Secondly, you need to make some minor changes to the loop iteration to be compatible with parfor, which requires consecutive integer loop iterates.
So, the major change is to have the loop write individual rows of results to a cell array I've called xmax_cell. Outside the parfor loop, it's trivial to convert this back to matrix form.
Putting all this together, we end up with this, which works correctly in R2019b as far as I can tell:
clc;
a = 0.2; b = 0.2;
crange = 1:0.05:90; % Range for parameter c
tspan = 0:0.1:500; % Time interval for solving Rossler system
% PARFOR loop outputs: a cell array of result rows ...

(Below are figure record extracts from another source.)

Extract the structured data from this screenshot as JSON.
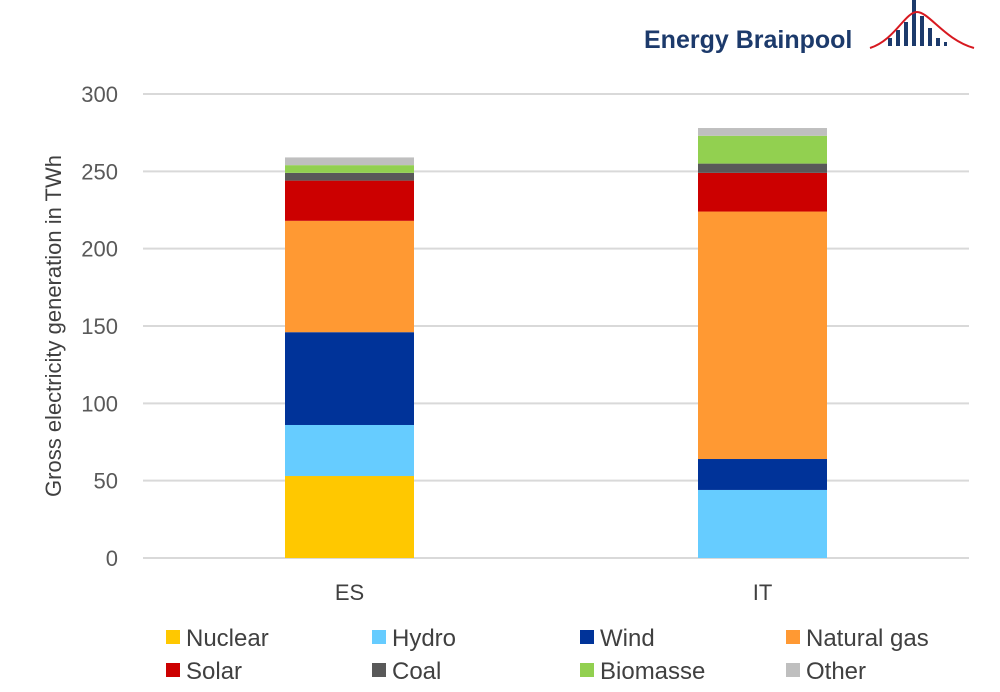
{
  "logo": {
    "text": "Energy Brainpool"
  },
  "chart_data": {
    "type": "bar",
    "stacked": true,
    "title": "",
    "xlabel": "",
    "ylabel": "Gross electricity generation in TWh",
    "ylim": [
      0,
      300
    ],
    "yticks": [
      0,
      50,
      100,
      150,
      200,
      250,
      300
    ],
    "ytick_labels": [
      "0",
      "50",
      "100",
      "150",
      "200",
      "250",
      "300"
    ],
    "grid": true,
    "legend_position": "bottom",
    "categories": [
      "ES",
      "IT"
    ],
    "series": [
      {
        "name": "Nuclear",
        "color": "#ffc800",
        "values": [
          53,
          0
        ]
      },
      {
        "name": "Hydro",
        "color": "#66ccff",
        "values": [
          33,
          44
        ]
      },
      {
        "name": "Wind",
        "color": "#003399",
        "values": [
          60,
          20
        ]
      },
      {
        "name": "Natural gas",
        "color": "#ff9933",
        "values": [
          72,
          160
        ]
      },
      {
        "name": "Solar",
        "color": "#cc0000",
        "values": [
          26,
          25
        ]
      },
      {
        "name": "Coal",
        "color": "#595959",
        "values": [
          5,
          6
        ]
      },
      {
        "name": "Biomasse",
        "color": "#92d050",
        "values": [
          5,
          18
        ]
      },
      {
        "name": "Other",
        "color": "#bfbfbf",
        "values": [
          5,
          5
        ]
      }
    ]
  }
}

xmax_cell = cell(numel(crange), 1);
% ... and a track of the largest result row
maxNumCols = 0;
parfor k = 1:numel(crange)
c = crange(k);
f = @(t,x) [-x(2)-x(3); x(1)+a*x(2); b+x(3)*(x(1)-c)];
x0 = [1 1 0]; % initial condition for Rossler system
[t,x] = ode45(f,tspan,x0); % call ode() to solve Rossler system
count = find(t>100); % find all the t values which is >10
x = x(count,:);
j = 1;
n = length(x(:,1)); % find the length of vector x1(x in our problem)
this_xmax = [];
for i=2 : n-1
% check for the min value in 1st column of sol matrix
if (x(i-1,1)+eps) < x(i,1) && x(i,1) > (x(i+1,1)+eps)
this_xmax(j) = x(i,1);
j=j+1;
end
end
% Keep track of what's the maximum number of columns
maxNumCols = max(maxNumCols, numel(this_xmax));
% Store this row into the output cell array.
xmax_cell{k} = this_xmax;
end
% Fix up xmax - push each row into the resulting matrix.
xmax = NaN(numel(crange), maxNumCols);
for idx = 1:numel(crange)
this_max = xmax_cell{idx};
xmax(idx, 1:numel(this_max)) = this_max;
end
% Plot
plot(crange, xmax', 'k.', 'MarkerSize', 1)
xlabel('Bifuracation parameter c');
ylabel('x max');
title('Bifurcation diagram for c');